The Agentic Commerce Shift Report 2026 by Netcore examines how retailers are restructuring growth strategies by moving away from campaign-led models and channel-first models toward always-on execution systems designed around profit outcomes. The findings draw on performance patterns from large retailers and digital-first brands.
The report noted, “2025 didn’t slow ecommerce; it exposed the limits of old growth models. Funnels multiplied, journeys expanded, and AI scaled, but conversion often didn’t follow. The gap wasn’t intelligence. It was execution.”
Leading companies are redefining online discovery as a sales function rather than a top-of-funnel marketing activity. It also points to a shift from periodic campaigns to continuous, agentic customer journeys that adapt in real time to user behaviour.
The study identifies six structural changes shaping ecommerce performance heading into 2026, citing examples from companies including Walmart, Restaurant Equippers and Fabindia.
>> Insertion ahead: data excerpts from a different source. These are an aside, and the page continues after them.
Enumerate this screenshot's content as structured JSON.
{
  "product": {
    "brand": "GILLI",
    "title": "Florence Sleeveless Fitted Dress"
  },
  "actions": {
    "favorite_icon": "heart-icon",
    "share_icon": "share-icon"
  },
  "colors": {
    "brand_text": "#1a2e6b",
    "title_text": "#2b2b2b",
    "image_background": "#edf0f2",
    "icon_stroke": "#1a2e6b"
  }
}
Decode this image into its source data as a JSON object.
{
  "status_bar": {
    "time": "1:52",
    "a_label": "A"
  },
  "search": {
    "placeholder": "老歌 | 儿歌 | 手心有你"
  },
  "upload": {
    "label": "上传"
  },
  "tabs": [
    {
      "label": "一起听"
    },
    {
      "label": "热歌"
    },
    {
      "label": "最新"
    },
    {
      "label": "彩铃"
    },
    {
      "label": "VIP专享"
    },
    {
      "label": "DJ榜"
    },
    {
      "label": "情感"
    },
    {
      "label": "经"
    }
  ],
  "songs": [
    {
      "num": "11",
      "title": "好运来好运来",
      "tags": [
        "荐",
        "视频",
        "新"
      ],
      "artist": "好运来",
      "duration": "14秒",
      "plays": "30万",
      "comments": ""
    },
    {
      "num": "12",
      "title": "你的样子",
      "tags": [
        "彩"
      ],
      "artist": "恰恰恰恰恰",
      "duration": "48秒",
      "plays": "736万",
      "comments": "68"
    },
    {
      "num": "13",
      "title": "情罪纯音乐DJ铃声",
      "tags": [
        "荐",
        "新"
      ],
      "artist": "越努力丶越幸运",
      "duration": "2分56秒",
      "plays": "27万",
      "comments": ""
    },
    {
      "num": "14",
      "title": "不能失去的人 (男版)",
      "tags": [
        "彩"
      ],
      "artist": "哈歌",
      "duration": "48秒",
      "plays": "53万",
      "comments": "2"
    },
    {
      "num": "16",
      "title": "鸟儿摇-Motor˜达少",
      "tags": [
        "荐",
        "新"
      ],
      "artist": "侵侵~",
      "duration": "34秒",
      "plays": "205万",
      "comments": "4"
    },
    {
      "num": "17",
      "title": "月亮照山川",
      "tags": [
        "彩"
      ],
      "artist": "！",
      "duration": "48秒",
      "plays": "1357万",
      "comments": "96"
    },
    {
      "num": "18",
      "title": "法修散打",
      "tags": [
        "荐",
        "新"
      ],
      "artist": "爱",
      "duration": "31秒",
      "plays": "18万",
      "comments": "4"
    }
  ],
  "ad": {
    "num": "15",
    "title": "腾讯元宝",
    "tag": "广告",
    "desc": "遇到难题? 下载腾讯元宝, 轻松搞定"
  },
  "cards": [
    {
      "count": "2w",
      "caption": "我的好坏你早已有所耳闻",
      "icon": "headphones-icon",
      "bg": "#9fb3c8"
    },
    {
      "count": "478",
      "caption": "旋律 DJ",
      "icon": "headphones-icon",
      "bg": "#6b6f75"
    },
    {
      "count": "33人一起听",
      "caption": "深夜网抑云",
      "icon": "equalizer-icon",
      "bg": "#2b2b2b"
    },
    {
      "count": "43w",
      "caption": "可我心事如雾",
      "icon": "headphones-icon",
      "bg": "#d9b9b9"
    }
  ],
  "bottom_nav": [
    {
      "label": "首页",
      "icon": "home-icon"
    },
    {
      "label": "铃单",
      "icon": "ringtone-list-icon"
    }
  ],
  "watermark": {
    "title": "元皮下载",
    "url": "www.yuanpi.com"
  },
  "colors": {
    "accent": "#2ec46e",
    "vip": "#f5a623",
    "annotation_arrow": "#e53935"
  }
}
Among its findings, profitability challenges are described as system-level issues rather than a lack of tools. The report says gains were seen when companies reduced fragmented AI tools and assigned clear accountability tied to profit metrics.
Revenue losses were found to occur more frequently during product discovery than at checkout, with guided search experiences improving conversion rates in some cases.
In sectors with short shelf life, retailers such as Morrisons improved margins by using AI-driven pricing systems instead of manual markdown processes.
Language capabilities were treated as infrastructure rather than translation, with Meesho cited for using vernacular and voice-based journeys to increase conversion.
Planning around “shopping missions” rather than marketing channels helped retailers better manage assortment and pricing strategies.
Continuous, AI-triggered engagement outside campaign periods generated incremental profit, with brands such as Fabindia, Crocs and Andamen referenced as examples.
The report states that while AI adoption accelerated in 2025, measurable improvements occurred only when AI systems operated on shared data with defined ownership and accountability.
The report reflects operational changes already underway and is aimed at ecommerce executives and digital teams adapting to increased use of AI-driven systems.